2. Background of the Invention
A conventional approach to statistical modeling and forecasting is to use a variety of statistics to evaluate model quality and to pick the one statistic that best serves the purposes of the forecaster or data analyst. In other words, the quality and usability of the model is literally in the eyes of the beholder.
This manual, ad-hoc and potentially biased approach ignores the possibility that while some parameters may indicate that a particular model is adequate, another group of parameters may indicate the opposite. Analysts utilizing such models must be aware of possible pitfalls, while at the same time they avoid spending too much of their time determining what the model quality parameters indicate. For example, a model may have found the best-fitted trend, but if it was based on a sample of data that was too small to make any reasonable decisions regarding a trend then the model is inadequate, even if the trend explains most of the variation in the data.
In addition, not only is the conventional approach often confusing, it also may be dangerous in situations where a misleading model/forecast criterion is used. For example, analysts and end users of models and forecasts may make financial decisions based on forecasts, and a misunderstood combination of criteria may drive the decision-maker in the wrong direction.
A conventional approach requires a skilled user to interpret varying data output from a modeling program. Such an approach is not useable by someone not skilled in statistics and modeling. Also, no single parameter can be used to realistically compare various models. While some modeling and forecasting tools, such as BFS ForecastPro or Autobox, execute an automatic selection of models, these tools do not consistently provide or enforce a multiple-parameter quantitative judgment of model quality or relevance.

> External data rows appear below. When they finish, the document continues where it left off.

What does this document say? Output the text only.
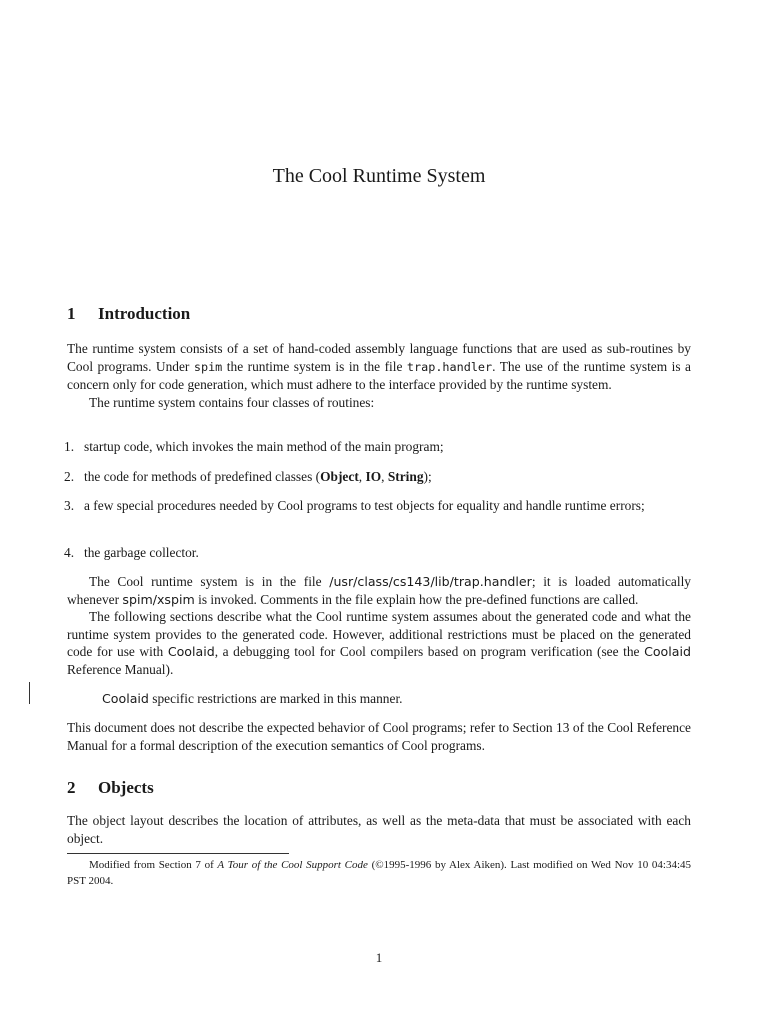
The Cool Runtime System
1 Introduction

The runtime system consists of a set of hand-coded assembly language functions that are used as sub-routines by Cool programs. Under spim the runtime system is in the file trap.handler. The use of the runtime system is a concern only for code generation, which must adhere to the interface provided by the runtime system.

The runtime system contains four classes of routines:

1. startup code, which invokes the main method of the main program;
2. the code for methods of predefined classes (Object, IO, String);
3. a few special procedures needed by Cool programs to test objects for equality and handle runtime errors;
4. the garbage collector.
The Cool runtime system is in the file /usr/class/cs143/lib/trap.handler; it is loaded automatically whenever spim/xspim is invoked. Comments in the file explain how the pre-defined functions are called.
The following sections describe what the Cool runtime system assumes about the generated code and what the runtime system provides to the generated code. However, additional restrictions must be placed on the generated code for use with Coolaid, a debugging tool for Cool compilers based on program verification (see the Coolaid Reference Manual).
Coolaid specific restrictions are marked in this manner.
This document does not describe the expected behavior of Cool programs; refer to Section 13 of the Cool Reference Manual for a formal description of the execution semantics of Cool programs.
2 Objects
The object layout describes the location of attributes, as well as the meta-data that must be associated with each object.

Modified from Section 7 of A Tour of the Cool Support Code (©1995-1996 by Alex Aiken). Last modified on Wed Nov 10 04:34:45 PST 2004.

1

Some modeling tools on the market iteratively apply a variety of models, such as Exponential Smoothing, Curve-Fitting, or ARIMA (i.e. Box-Jenkins), and pick one that fits best, but this is done based on only one parameter, which is not necessarily the most relevant one, causing the model to be suboptimal. Further, the analyst has a variety of model parameters to tune the model with and a variety of model statistics to judge the quality of the tuning, which creates potential problems, as the analyst now has to judge each of the model parameters and decide what they mean in each particular case. There is no clear best model statistic. For example, statisticians Makridakis and Wheelwright have been conducting the so-called M-competitions of forecasting models and software vendors on large numbers of scenarios since 1982. The latest M-competition (M3) used only four of the possible model quality statistics to judge models, which, while important, are not the only statistics that could be used. Besides that, the M3 competition used these statistics as four separate competition categories, with winners in each category not necessarily being winners in other categories.
When there is a way to recalculate the model with different values for the model controls, several model quality indicators may be examined in order to decide which of the controls may be tuned in order to improve the model and/or forecast quality. That, however, requires a person sufficiently skilled in statistics to make such decisions and sufficient time to keep re-calculating the model with different controls.
The present state of the art does not provide for a higher-level criterion that allows easily evaluation of a model and/or forecast quality; nor is there such a statistic that would formalize the model quality criteria, such that an automatic evaluation is possible.
In addition, because of this absence of a reliable, simple, and easy-to-understand model quality indicator, automation of decision-making regarding the quality of models using the present state of the art is complicated and/or of questionable accuracy.